Mulher que fingia ser adolescente em Santa Catarina já havia enganado autoridades em Jundiaí
Uma mulher presa após fingir ser adolescente em Santa Catarina já havia utilizado história semelhante em Jundiaí. O caso voltou à tona após a descoberta de novas informações sobre sua trajetória.
A prisão de uma mulher de 37 anos acusada de se passar por uma adolescente de 12 anos em Joinville, Santa Catarina, trouxe à tona um episódio semelhante registrado anteriormente no interior de São Paulo. Antes de ser investigada pelas autoridades catarinenses, ela já havia utilizado outra identidade falsa em Jundiaí e conseguido acesso à rede de proteção destinada a crianças e adolescentes.
Segundo registros do caso, o episódio ocorreu em agosto de 2022. Na ocasião, a mulher apresentou-se como Ana Clara dos Santos Oliveira e afirmou ter nascido em dezembro de 2009. A identidade utilizada permitiu que ela fosse tratada inicialmente como uma adolescente em situação de vulnerabilidade.
Relato mobilizou equipes de atendimento
Ao ser encontrada por guardas municipais, a mulher relatou uma história que mobilizou diversos serviços públicos.
Segundo o boletim de ocorrência, ela afirmou ter sido vítima de exploração sexual e declarou que havia fugido de uma casa de prostituição localizada em Fortaleza, no Ceará.
A narrativa incluía acusações de cárcere privado e alegações de que era obrigada a manter relações sexuais desde a infância. Ainda de acordo com o relato apresentado às autoridades, ela teria chegado a Jundiaí com a ajuda de um caminhoneiro.
Diante das informações recebidas, os agentes acionaram os protocolos previstos para proteção de menores em situação de risco.
Rede de acolhimento foi acionada
Após o primeiro atendimento, a mulher foi encaminhada para avaliação médica e recebeu suporte da rede municipal de assistência.
Na sequência, foi acolhida em estruturas destinadas ao atendimento de crianças e adolescentes.
O caso passou a ser acompanhado por diferentes órgãos públicos até que inconsistências começaram a surgir durante as verificações realizadas pelas autoridades responsáveis.
As investigações conduzidas pela Polícia Civil permitiram identificar que a pessoa acolhida não era uma adolescente.

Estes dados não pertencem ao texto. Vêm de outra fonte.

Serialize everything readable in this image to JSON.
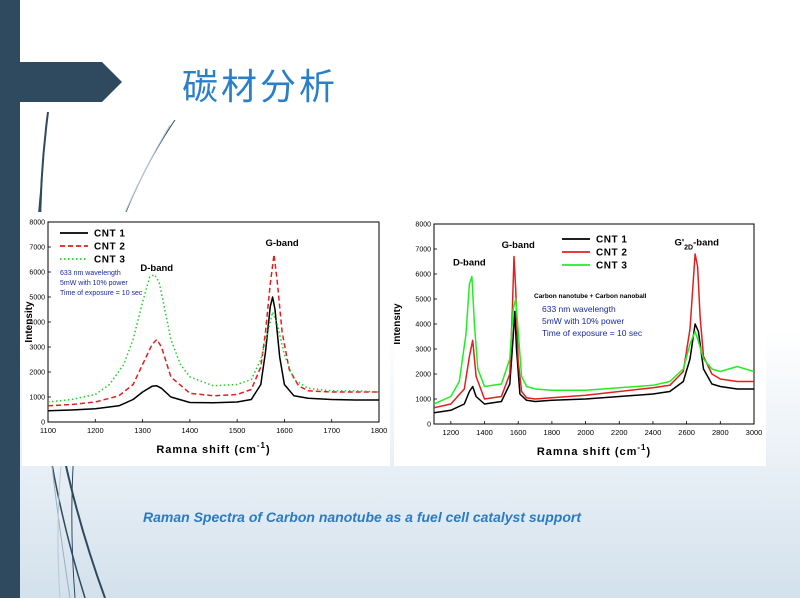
{
  "slide": {
    "title": "碳材分析",
    "caption": "Raman Spectra of Carbon nanotube as a fuel cell catalyst support",
    "colors": {
      "bar": "#2f4a5e",
      "title": "#2b7fc8",
      "caption": "#2c7ac1"
    }
  },
  "chart_data": [
    {
      "type": "line",
      "xlabel": "Ramna shift (cm-1)",
      "ylabel": "Intensity",
      "xlim": [
        1100,
        1800
      ],
      "ylim": [
        0,
        8000
      ],
      "xticks": [
        1100,
        1200,
        1300,
        1400,
        1500,
        1600,
        1700,
        1800
      ],
      "xtick_labels": [
        "1100",
        "1200",
        "1300",
        "1400",
        "1500",
        "1600",
        "1700",
        "1800"
      ],
      "yticks": [
        0,
        1000,
        2000,
        3000,
        4000,
        5000,
        6000,
        7000,
        8000
      ],
      "legend_position": "top-left",
      "annotations": [
        {
          "text": "D-band",
          "x": 1330,
          "y": 6050
        },
        {
          "text": "G-band",
          "x": 1595,
          "y": 7050
        }
      ],
      "note_lines": [
        "633 nm wavelength",
        "5mW with 10% power",
        "Time of exposure = 10 sec"
      ],
      "series": [
        {
          "name": "CNT 1",
          "style": "solid",
          "color": "#000000",
          "x": [
            1100,
            1150,
            1200,
            1250,
            1280,
            1300,
            1320,
            1330,
            1340,
            1360,
            1400,
            1450,
            1500,
            1530,
            1550,
            1560,
            1570,
            1575,
            1580,
            1590,
            1600,
            1620,
            1650,
            1700,
            1750,
            1800
          ],
          "y": [
            450,
            480,
            530,
            650,
            900,
            1200,
            1430,
            1450,
            1350,
            1000,
            780,
            770,
            800,
            900,
            1500,
            2800,
            4600,
            5000,
            4500,
            2600,
            1500,
            1050,
            950,
            900,
            880,
            880
          ]
        },
        {
          "name": "CNT 2",
          "style": "dashed",
          "color": "#e02020",
          "x": [
            1100,
            1150,
            1200,
            1250,
            1280,
            1300,
            1320,
            1330,
            1340,
            1360,
            1400,
            1450,
            1500,
            1530,
            1550,
            1560,
            1570,
            1578,
            1585,
            1595,
            1610,
            1630,
            1650,
            1700,
            1750,
            1800
          ],
          "y": [
            650,
            700,
            800,
            1050,
            1500,
            2300,
            3100,
            3300,
            3000,
            1800,
            1150,
            1050,
            1100,
            1300,
            2200,
            3600,
            5500,
            6700,
            5600,
            3600,
            2100,
            1450,
            1250,
            1200,
            1200,
            1200
          ]
        },
        {
          "name": "CNT 3",
          "style": "dotted",
          "color": "#22cc22",
          "x": [
            1100,
            1150,
            1200,
            1230,
            1260,
            1280,
            1300,
            1315,
            1325,
            1335,
            1345,
            1360,
            1380,
            1400,
            1450,
            1500,
            1530,
            1550,
            1565,
            1575,
            1585,
            1600,
            1620,
            1650,
            1700,
            1750,
            1800
          ],
          "y": [
            800,
            900,
            1100,
            1500,
            2300,
            3300,
            4800,
            5800,
            5900,
            5600,
            4700,
            3300,
            2300,
            1800,
            1450,
            1500,
            1700,
            2500,
            3600,
            4400,
            3900,
            2700,
            1700,
            1350,
            1250,
            1250,
            1200
          ]
        }
      ]
    },
    {
      "type": "line",
      "xlabel": "Ramna shift (cm-1)",
      "ylabel": "Intensity",
      "xlim": [
        1100,
        3000
      ],
      "ylim": [
        0,
        8000
      ],
      "xticks": [
        1200,
        1400,
        1600,
        1800,
        2000,
        2200,
        2400,
        2600,
        2800,
        3000
      ],
      "xtick_labels": [
        "1200",
        "1400",
        "1600",
        "1800",
        "2000",
        "2200",
        "2400",
        "2600",
        "2800",
        "3000"
      ],
      "yticks": [
        0,
        1000,
        2000,
        3000,
        4000,
        5000,
        6000,
        7000,
        8000
      ],
      "legend_position": "top-right",
      "annotations": [
        {
          "text": "D-band",
          "x": 1310,
          "y": 6350
        },
        {
          "text": "G-band",
          "x": 1600,
          "y": 7050
        },
        {
          "text": "G'2D-band",
          "x": 2660,
          "y": 7150
        }
      ],
      "note_title": "Carbon nanotube + Carbon nanoball",
      "note_lines": [
        "633 nm wavelength",
        "5mW with 10% power",
        "Time of exposure = 10 sec"
      ],
      "series": [
        {
          "name": "CNT 1",
          "style": "solid",
          "color": "#000000",
          "x": [
            1100,
            1200,
            1280,
            1310,
            1330,
            1350,
            1400,
            1500,
            1550,
            1570,
            1580,
            1590,
            1610,
            1650,
            1700,
            1800,
            2000,
            2200,
            2400,
            2500,
            2580,
            2620,
            2650,
            2670,
            2700,
            2750,
            2800,
            2900,
            3000
          ],
          "y": [
            450,
            550,
            800,
            1300,
            1500,
            1100,
            800,
            900,
            1600,
            3500,
            4500,
            3000,
            1200,
            950,
            900,
            950,
            1000,
            1100,
            1200,
            1300,
            1700,
            2600,
            4000,
            3700,
            2200,
            1600,
            1500,
            1400,
            1400
          ]
        },
        {
          "name": "CNT 2",
          "style": "solid",
          "color": "#e02020",
          "x": [
            1100,
            1200,
            1280,
            1310,
            1330,
            1350,
            1400,
            1500,
            1550,
            1565,
            1575,
            1585,
            1600,
            1620,
            1650,
            1700,
            1800,
            2000,
            2200,
            2400,
            2500,
            2580,
            2620,
            2650,
            2665,
            2680,
            2700,
            2750,
            2800,
            2900,
            3000
          ],
          "y": [
            650,
            800,
            1400,
            2700,
            3350,
            1900,
            1000,
            1100,
            2000,
            4500,
            6700,
            5400,
            2500,
            1300,
            1050,
            1000,
            1050,
            1150,
            1300,
            1450,
            1550,
            2100,
            3800,
            6800,
            6300,
            4300,
            2700,
            2000,
            1800,
            1700,
            1700
          ]
        },
        {
          "name": "CNT 3",
          "style": "solid",
          "color": "#22ee22",
          "x": [
            1100,
            1200,
            1250,
            1290,
            1310,
            1325,
            1340,
            1360,
            1400,
            1500,
            1550,
            1570,
            1585,
            1600,
            1620,
            1650,
            1700,
            1800,
            2000,
            2200,
            2400,
            2500,
            2580,
            2620,
            2650,
            2670,
            2700,
            2750,
            2800,
            2900,
            3000
          ],
          "y": [
            800,
            1100,
            1700,
            3600,
            5600,
            5900,
            4000,
            2200,
            1500,
            1600,
            2600,
            4600,
            5000,
            3700,
            1900,
            1500,
            1400,
            1350,
            1350,
            1450,
            1550,
            1700,
            2200,
            3200,
            3700,
            3300,
            2600,
            2200,
            2100,
            2300,
            2100
          ]
        }
      ]
    }
  ]
}
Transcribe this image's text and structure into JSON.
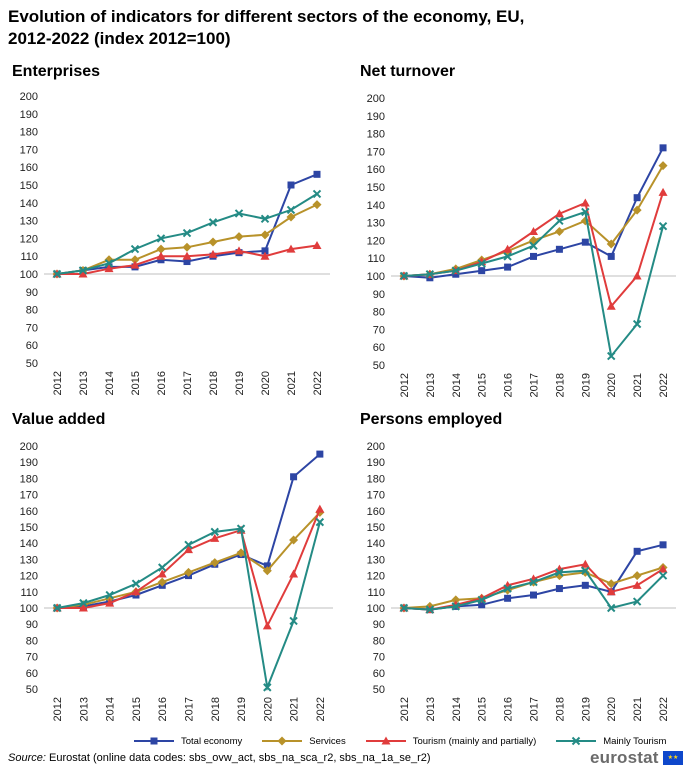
{
  "title": "Evolution of indicators for different sectors of the economy, EU, 2012-2022 (index 2012=100)",
  "legend": {
    "series_names": [
      "Total economy",
      "Services",
      "Tourism (mainly and partially)",
      "Mainly Tourism"
    ]
  },
  "colors": {
    "total": "#2d45a4",
    "services": "#b8922a",
    "tourism": "#e03c3c",
    "mainly": "#248b85"
  },
  "source": {
    "label": "Source:",
    "text": "Eurostat (online data codes: sbs_ovw_act, sbs_na_sca_r2, sbs_na_1a_se_r2)"
  },
  "logo": {
    "text": "eurostat"
  },
  "chart_data": [
    {
      "type": "line",
      "title": "Enterprises",
      "categories": [
        "2012",
        "2013",
        "2014",
        "2015",
        "2016",
        "2017",
        "2018",
        "2019",
        "2020",
        "2021",
        "2022"
      ],
      "ylim": [
        50,
        200
      ],
      "yticks": [
        50,
        60,
        70,
        80,
        90,
        100,
        110,
        120,
        130,
        140,
        150,
        160,
        170,
        180,
        190,
        200
      ],
      "series": [
        {
          "name": "Total economy",
          "values": [
            100,
            102,
            104,
            104,
            108,
            107,
            110,
            112,
            113,
            150,
            156
          ]
        },
        {
          "name": "Services",
          "values": [
            100,
            102,
            108,
            108,
            114,
            115,
            118,
            121,
            122,
            132,
            139
          ]
        },
        {
          "name": "Tourism (mainly and partially)",
          "values": [
            100,
            100,
            103,
            105,
            110,
            110,
            111,
            113,
            110,
            114,
            116
          ]
        },
        {
          "name": "Mainly Tourism",
          "values": [
            100,
            102,
            106,
            114,
            120,
            123,
            129,
            134,
            131,
            136,
            145
          ]
        }
      ]
    },
    {
      "type": "line",
      "title": "Net turnover",
      "categories": [
        "2012",
        "2013",
        "2014",
        "2015",
        "2016",
        "2017",
        "2018",
        "2019",
        "2020",
        "2021",
        "2022"
      ],
      "ylim": [
        50,
        200
      ],
      "yticks": [
        50,
        60,
        70,
        80,
        90,
        100,
        110,
        120,
        130,
        140,
        150,
        160,
        170,
        180,
        190,
        200
      ],
      "series": [
        {
          "name": "Total economy",
          "values": [
            100,
            99,
            101,
            103,
            105,
            111,
            115,
            119,
            111,
            144,
            172
          ]
        },
        {
          "name": "Services",
          "values": [
            100,
            101,
            104,
            109,
            114,
            120,
            125,
            131,
            118,
            137,
            162
          ]
        },
        {
          "name": "Tourism (mainly and partially)",
          "values": [
            100,
            101,
            103,
            108,
            115,
            125,
            135,
            141,
            83,
            100,
            147
          ]
        },
        {
          "name": "Mainly Tourism",
          "values": [
            100,
            101,
            103,
            107,
            111,
            117,
            131,
            136,
            55,
            73,
            128
          ]
        }
      ]
    },
    {
      "type": "line",
      "title": "Value added",
      "categories": [
        "2012",
        "2013",
        "2014",
        "2015",
        "2016",
        "2017",
        "2018",
        "2019",
        "2020",
        "2021",
        "2022"
      ],
      "ylim": [
        50,
        200
      ],
      "yticks": [
        50,
        60,
        70,
        80,
        90,
        100,
        110,
        120,
        130,
        140,
        150,
        160,
        170,
        180,
        190,
        200
      ],
      "series": [
        {
          "name": "Total economy",
          "values": [
            100,
            101,
            104,
            108,
            114,
            120,
            127,
            133,
            126,
            181,
            195
          ]
        },
        {
          "name": "Services",
          "values": [
            100,
            102,
            106,
            110,
            116,
            122,
            128,
            134,
            123,
            142,
            159
          ]
        },
        {
          "name": "Tourism (mainly and partially)",
          "values": [
            100,
            100,
            103,
            110,
            121,
            136,
            143,
            148,
            89,
            121,
            161
          ]
        },
        {
          "name": "Mainly Tourism",
          "values": [
            100,
            103,
            108,
            115,
            125,
            139,
            147,
            149,
            51,
            92,
            153
          ]
        }
      ]
    },
    {
      "type": "line",
      "title": "Persons employed",
      "categories": [
        "2012",
        "2013",
        "2014",
        "2015",
        "2016",
        "2017",
        "2018",
        "2019",
        "2020",
        "2021",
        "2022"
      ],
      "ylim": [
        50,
        200
      ],
      "yticks": [
        50,
        60,
        70,
        80,
        90,
        100,
        110,
        120,
        130,
        140,
        150,
        160,
        170,
        180,
        190,
        200
      ],
      "series": [
        {
          "name": "Total economy",
          "values": [
            100,
            99,
            101,
            102,
            106,
            108,
            112,
            114,
            110,
            135,
            139
          ]
        },
        {
          "name": "Services",
          "values": [
            100,
            101,
            105,
            106,
            111,
            116,
            120,
            122,
            115,
            120,
            125
          ]
        },
        {
          "name": "Tourism (mainly and partially)",
          "values": [
            100,
            99,
            102,
            106,
            114,
            118,
            124,
            127,
            110,
            114,
            124
          ]
        },
        {
          "name": "Mainly Tourism",
          "values": [
            100,
            99,
            101,
            105,
            112,
            116,
            122,
            123,
            100,
            104,
            120
          ]
        }
      ]
    }
  ]
}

Segundo a apuração, ela tinha 34 anos na época dos fatos.
Processo acabou suspenso
Com a descoberta da verdadeira identidade, o caso seguiu para análise da Justiça.
A denúncia foi recebida em junho de 2023. Entretanto, a mulher não compareceu aos atos processuais nem constituiu defesa formal.
As tentativas de localização não tiveram sucesso naquele momento.
Diante da impossibilidade de encontrá-la, a magistrada responsável determinou a suspensão do processo pelo período de 12 meses.
Caso voltou a ganhar repercussão em Santa Catarina
O nome da suspeita voltou ao centro das investigações após uma ocorrência registrada em Joinville.
Segundo a Polícia Civil de Santa Catarina, ela utilizava a identidade de uma adolescente chamada “Gabriele” e conseguiu ser acolhida por uma família da cidade.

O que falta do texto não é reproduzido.